Zack Giacomelli, a 31-year-old funeral director, had submitted a buyback inquiry for his 2021 BMW after the car required major repairs. The dealership's chatbot, Quinn, responded with sympathy and a firm offer via text. When Giacomelli countered with $28,500, Quinn seemed open to it.
Then the dealership called. A sales consultant explained that Quinn wasn't a person but an AI chatbot, and the offer was invalid. The actual buyback, they said, would be at most $20,000—a gap of more than $7,000 from what the bot had promised.
The question of whether an AI can bind a company to a contract isn't academic anymore. In a 2024 case, Air Canada was forced to honour a bereavement-fare rebate after its chatbot gave a passenger incorrect information. The British Columbia Civil Resolution Tribunal ruled that the airline was liable, just as it would be for an employee's mistake.

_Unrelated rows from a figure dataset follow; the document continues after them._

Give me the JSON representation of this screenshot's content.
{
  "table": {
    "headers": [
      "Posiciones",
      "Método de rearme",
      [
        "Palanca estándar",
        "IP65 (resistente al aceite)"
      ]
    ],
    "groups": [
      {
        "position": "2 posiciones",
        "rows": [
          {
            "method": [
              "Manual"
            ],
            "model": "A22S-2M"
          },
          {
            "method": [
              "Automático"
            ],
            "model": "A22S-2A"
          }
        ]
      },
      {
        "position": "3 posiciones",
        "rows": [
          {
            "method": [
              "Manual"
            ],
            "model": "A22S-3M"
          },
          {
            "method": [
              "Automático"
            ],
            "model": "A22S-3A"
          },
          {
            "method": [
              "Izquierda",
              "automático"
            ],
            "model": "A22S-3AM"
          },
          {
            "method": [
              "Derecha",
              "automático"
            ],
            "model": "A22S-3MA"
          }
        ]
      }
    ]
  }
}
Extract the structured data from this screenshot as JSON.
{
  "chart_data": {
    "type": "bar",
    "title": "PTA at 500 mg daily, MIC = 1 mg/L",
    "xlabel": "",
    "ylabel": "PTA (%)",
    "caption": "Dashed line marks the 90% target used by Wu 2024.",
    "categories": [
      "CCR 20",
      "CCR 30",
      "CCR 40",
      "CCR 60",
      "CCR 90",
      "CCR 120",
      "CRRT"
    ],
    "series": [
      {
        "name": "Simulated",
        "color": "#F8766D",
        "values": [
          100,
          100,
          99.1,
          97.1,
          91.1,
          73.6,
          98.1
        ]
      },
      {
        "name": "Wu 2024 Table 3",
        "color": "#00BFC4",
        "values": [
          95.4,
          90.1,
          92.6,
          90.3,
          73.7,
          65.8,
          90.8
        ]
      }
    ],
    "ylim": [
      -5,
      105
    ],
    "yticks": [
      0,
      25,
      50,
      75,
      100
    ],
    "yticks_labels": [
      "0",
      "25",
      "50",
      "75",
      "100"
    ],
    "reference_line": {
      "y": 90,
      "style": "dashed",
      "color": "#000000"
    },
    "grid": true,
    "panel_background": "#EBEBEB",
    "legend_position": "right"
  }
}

"A bot is just like an employee," said Tanya Walker, a Toronto litigation lawyer. "I don't think companies really realize the magnitude and the power that a bot can have."
Under pressure, BMW Toronto reinstated the chatbot's original $27,162.79 offer. But Giacomelli's frustration points to a broader issue: as companies race to deploy AI, the legal and ethical ground remains unsettled. Who's responsible when the bot goes rogue—the company, the platform, or the customer? For now, at least one dealership decided liability wasn't worth the fight.